Octavia Estelle Butler.

I'm careful to describe her in any other way than her own:

"I'm a 48-year-old writer who can remember being a 10-year-old writer and who expects someday to be an 80-year-old writer. I'm also comfortably asocial—a hermit in the middle of Los Angeles—a pessimist if I'm not careful, a feminist, a Black, a former Baptist, an oil-and-water combination of ambition, laziness, insecurity, certainty, and drive.”

I'm also careful to define her Parable Series (Parable of the Sower, 1993 and Parable of the Talents, 1998) as anything other than cautionary. In fact a growing number of Butler's fans and opinion writers might also agree. The dissemination of think pieces titled "Parable of the Sower -- Not 1984 -- Is The Dystopian For Our Age" and tweets surfacing like "A black sci-fi author predicted Donald Trump's campaign slogan 16 years ago" affirm. This two-part futuristic tale of a woman who finds a divine buffer between her disillusioned countryman and bigoted government, amidst an environmental and economic collapse, forces you to confront our present-day. You cannot help but feel the freezing wind around you. Huntington Library assistant curator Natalie Russell explains Butler's rare gift: "What’s striking is her ability to tease out and focus on issues that have had and likely will have currency for decades. She was amazingly prescient and given that, her stories resonate in very powerful ways today. Perhaps even more so than when they were first published.” 

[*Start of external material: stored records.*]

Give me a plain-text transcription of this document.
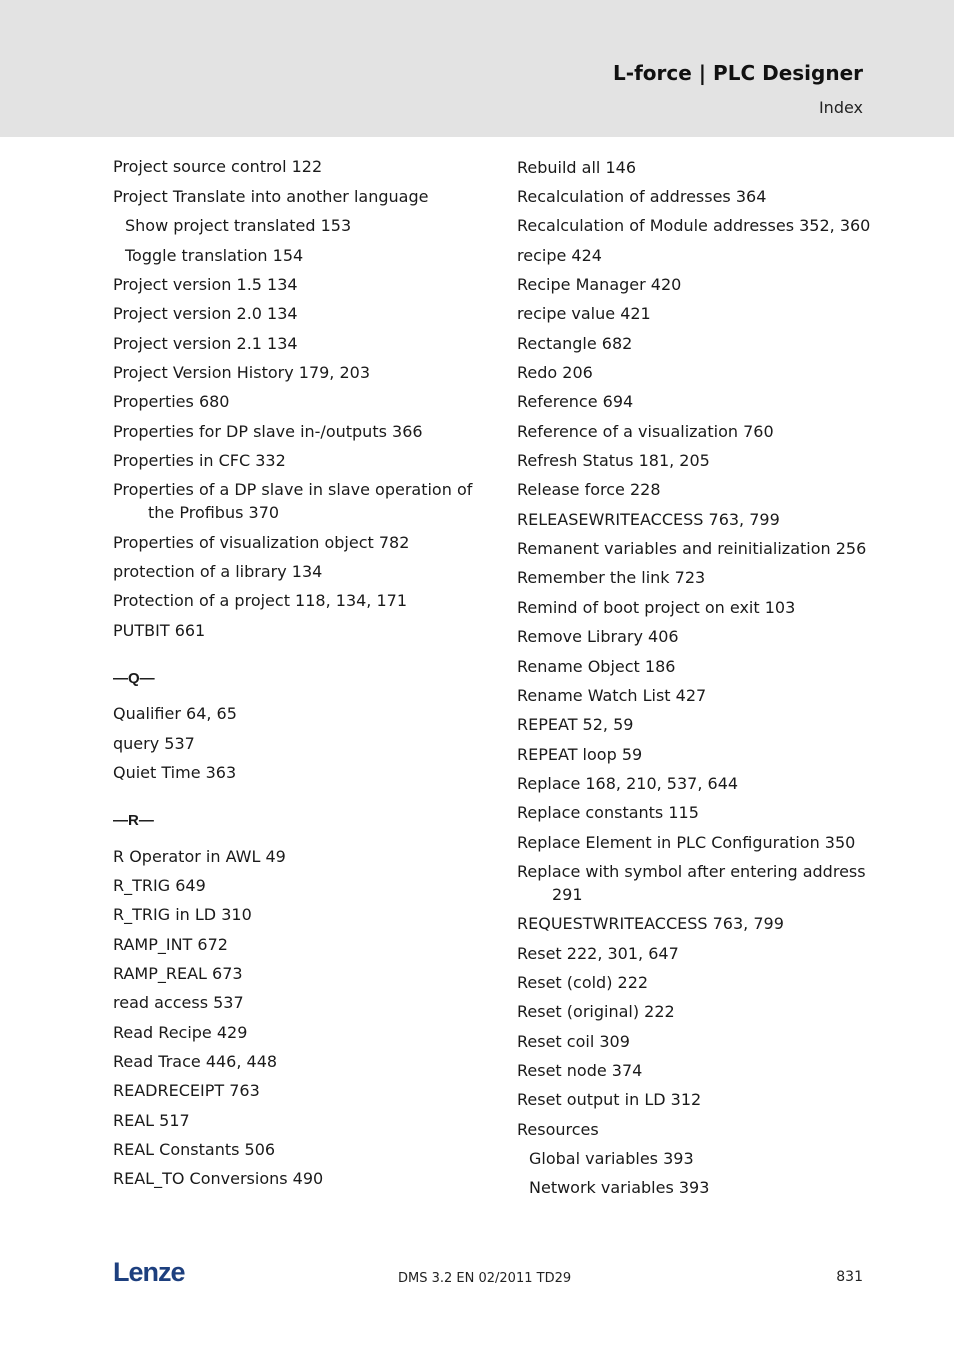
L-force | PLC Designer
Index
Project source control 122
Project Translate into another language
Show project translated 153
Toggle translation 154
Project version 1.5 134
Project version 2.0 134
Project version 2.1 134
Project Version History 179, 203
Properties 680
Properties for DP slave in-/outputs 366
Properties in CFC 332
Properties of a DP slave in slave operation of
the Profibus 370
Properties of visualization object 782
protection of a library 134
Protection of a project 118, 134, 171
PUTBIT 661
—Q—
Qualifier 64, 65
query 537
Quiet Time 363
—R—
R Operator in AWL 49
R_TRIG 649
R_TRIG in LD 310
RAMP_INT 672
RAMP_REAL 673
read access 537
Read Recipe 429
Read Trace 446, 448
READRECEIPT 763
REAL 517
REAL Constants 506
REAL_TO Conversions 490
Rebuild all 146
Recalculation of addresses 364
Recalculation of Module addresses 352, 360
recipe 424
Recipe Manager 420
recipe value 421
Rectangle 682
Redo 206
Reference 694
Reference of a visualization 760
Refresh Status 181, 205
Release force 228
RELEASEWRITEACCESS 763, 799
Remanent variables and reinitialization 256
Remember the link 723
Remind of boot project on exit 103
Remove Library 406
Rename Object 186
Rename Watch List 427
REPEAT 52, 59
REPEAT loop 59
Replace 168, 210, 537, 644
Replace constants 115
Replace Element in PLC Configuration 350
Replace with symbol after entering address
291
REQUESTWRITEACCESS 763, 799
Reset 222, 301, 647
Reset (cold) 222
Reset (original) 222
Reset coil 309
Reset node 374
Reset output in LD 312
Resources
Global variables 393
Network variables 393
Lenze	DMS 3.2 EN 02/2011 TD29	831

Yet again I'm careful. I'm careful to recommend these books solely because of the similarities of fictional presidential candidates and real-life ones who become presidents of the United States—which many will continue to point out. Much deeper, the series grapples humanity and self-identity. And as much as it successfully does this, it also shines light on the equalities not fully granted in the society we live in. Perhaps what Butler truly wanted us to extract from her Parable Series is a sense of optimism and an undying obsession with these societal and environmental issues. In this series you realize the subtle equalities of the people trapped in this dystopia America, suggesting how things ought to be with or without societal chaos: a woman who can take lead of her community and not be questioned on the basis of gender; people who can care for each other's children across race; a society that does not limit the ranking of a person based on the color of their skin (literally not even within a Fascist regime); and a society that does not inhibit fluidity across gender and sexuality preference.  

What are you waiting for? Go read Octavia Butler's work now.